Le pionnier de la militance amazighe au Sud Est nous quitte.. ALI IKKEN tire sa révérence
C’est triste. Ali Ikken a tiré sa révérence. Difficile de témoigner sur un homme, un ami proche qui fut, incontestablement, l’initiateur et le pionnier de la revendication amazighe dans le Sud Est.
Il est de la communauté des Ait Aissa de Bni Tjjit et a exercé des années durant, dans sa région natale, comme professeur de philosophie. Proche des milieux syndicaux qu’il n’a cessé de « déranger », il fut à l’origine du « défilé amazighe » de la marche de mai 1994. Il sera arrêté et condamné, puis libéré, dans ce que la littérature amazighe appelle « l’affaire Tilelli ». Tilelli, ex association Gheris, fut créée sur son instigation. Il fait partie du groupe de militants du Sud Est qui ont contribué à la Charte d’Agadir.
Feu Ali Ikken est un homme d’action et de terrain. Il a sillonné le pays pour répondre aux appels, invitations et demandes de la militance et des cadres associatifs amazighes. Son travail de fourmi visait l’encadrement de la jeunesse amazighe, particulièrement la mouvance estudiantine amazighe confrontée à un discours arabo-marxiste niveleur et borné, au sein des facultés.
Son combat dépasse les frontières. Il fut l’un des premiers militants à avoir sillonné la Kabylie pour y défendre la cause amazighe, nouer des liens et des échanges avec les leaders du MCB (Mouvement culturel Berbère).
Son roman ASEKKIF n YINZADEN (La soupe aux poiles) recevra le Prix Mouloud Mammeri et constitue le premier roman en langue amazighe au Maroc. Il a contribué à plusieurs revues et journaux amazighes : tasafut, tidmi, tifinaghe, tilelli…Il est fondateur de La Page Amazighe du journal Al Bayane, au début des années quatre-vingt-dix. Le premier texte qui y était publié est de sa plume. C’est avec sa collaboration qu’un groupe de militants ont pris contact avec la Direction du journal pour que ce dernier dédie une page hebdomadaire à la langue et à la culture amazighe. Le soutien du responsable de la page, feu Mohamed Ferhat, et de feu Simon Lévy a permis à la page, dont je coordonnais la matière, de durer plus de deux ans.
Dans la vision qui est la sienne, le défunt Ali Ikken militait pour une action multiforme qui drainent différents acteurs et sensibilités. Il a mené un travail pédagogique d’encadrement et de sensibilisation efficace. Il est resté optimiste et croyait en la résurgence inéluctable de l’amazighité sur la terre de ses ancêtres. Le temps lui a donné raison.
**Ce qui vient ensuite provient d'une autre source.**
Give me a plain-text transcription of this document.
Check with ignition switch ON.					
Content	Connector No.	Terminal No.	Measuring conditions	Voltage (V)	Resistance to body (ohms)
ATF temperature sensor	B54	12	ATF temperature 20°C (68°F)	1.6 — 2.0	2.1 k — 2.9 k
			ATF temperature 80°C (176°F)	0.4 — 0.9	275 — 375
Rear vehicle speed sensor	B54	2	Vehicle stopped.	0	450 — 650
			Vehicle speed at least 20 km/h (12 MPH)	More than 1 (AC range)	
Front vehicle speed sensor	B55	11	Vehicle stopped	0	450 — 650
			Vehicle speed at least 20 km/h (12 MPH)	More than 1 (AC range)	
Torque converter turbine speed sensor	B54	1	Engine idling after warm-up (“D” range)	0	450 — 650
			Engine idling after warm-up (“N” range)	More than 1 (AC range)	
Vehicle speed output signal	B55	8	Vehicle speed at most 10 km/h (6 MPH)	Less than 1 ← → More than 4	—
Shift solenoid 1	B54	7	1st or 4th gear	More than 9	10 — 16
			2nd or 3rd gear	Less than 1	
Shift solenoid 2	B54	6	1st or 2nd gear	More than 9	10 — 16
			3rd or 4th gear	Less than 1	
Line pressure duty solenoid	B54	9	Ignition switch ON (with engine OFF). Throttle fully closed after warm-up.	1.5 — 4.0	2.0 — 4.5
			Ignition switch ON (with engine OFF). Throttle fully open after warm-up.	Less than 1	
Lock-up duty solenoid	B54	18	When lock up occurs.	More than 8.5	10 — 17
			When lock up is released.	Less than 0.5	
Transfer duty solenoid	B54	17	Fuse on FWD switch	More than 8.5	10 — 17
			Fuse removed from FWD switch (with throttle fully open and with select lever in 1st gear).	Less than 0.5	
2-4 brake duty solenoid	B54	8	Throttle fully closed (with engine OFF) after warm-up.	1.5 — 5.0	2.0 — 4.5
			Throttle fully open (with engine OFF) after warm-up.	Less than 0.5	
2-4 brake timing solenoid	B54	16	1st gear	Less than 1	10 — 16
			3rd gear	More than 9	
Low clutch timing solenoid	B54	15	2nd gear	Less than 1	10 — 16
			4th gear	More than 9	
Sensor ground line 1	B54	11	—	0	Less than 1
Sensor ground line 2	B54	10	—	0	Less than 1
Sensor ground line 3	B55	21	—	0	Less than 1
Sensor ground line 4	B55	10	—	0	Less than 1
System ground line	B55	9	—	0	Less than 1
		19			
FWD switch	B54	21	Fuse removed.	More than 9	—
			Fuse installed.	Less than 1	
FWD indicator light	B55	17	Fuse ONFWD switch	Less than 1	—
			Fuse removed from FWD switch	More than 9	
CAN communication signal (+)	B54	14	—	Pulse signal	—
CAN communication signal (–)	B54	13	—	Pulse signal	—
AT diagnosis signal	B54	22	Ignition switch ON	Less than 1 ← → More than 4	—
Je garde le souvenir vivace de la visite qu’il m’a rendu à Azilal, (où j’exerçais comme professeur au Lycée au début des années 90) muni d’une machine dactylo, et qui a duré deux semaines : une occasion pour lui de terminer son roman, le premier roman en langue amazighe au Maroc : Asekkif n yinzaden (la soupe au poiles). A cette occasion, nous nous sommes déplacés à Beni Mellal, accueillis par des étudiant du Mouvement Estudiantin Amazighe : nous avons passé la nuit à saisir leurs modestes productions et le matin, nous avons rassemblé les textes, direction un photocopieur : ce fut la naissance du bulletin « MAYD NGA ».
Feu Ali Ikken est et restera une figure emblématique de la militance amazighe. Par sa contribution à l’éveil des consciences, son engagement sincère pour la cause amazighe et les sacrifices qu’il a consentis. Il fut un wagon qui permis à la locomotive d’avancer sur les rails. Il est parti et son héritage nous baigne toujours.
A dieu ALI, que ton âme repose en paix. Ton combat n’est pas vain.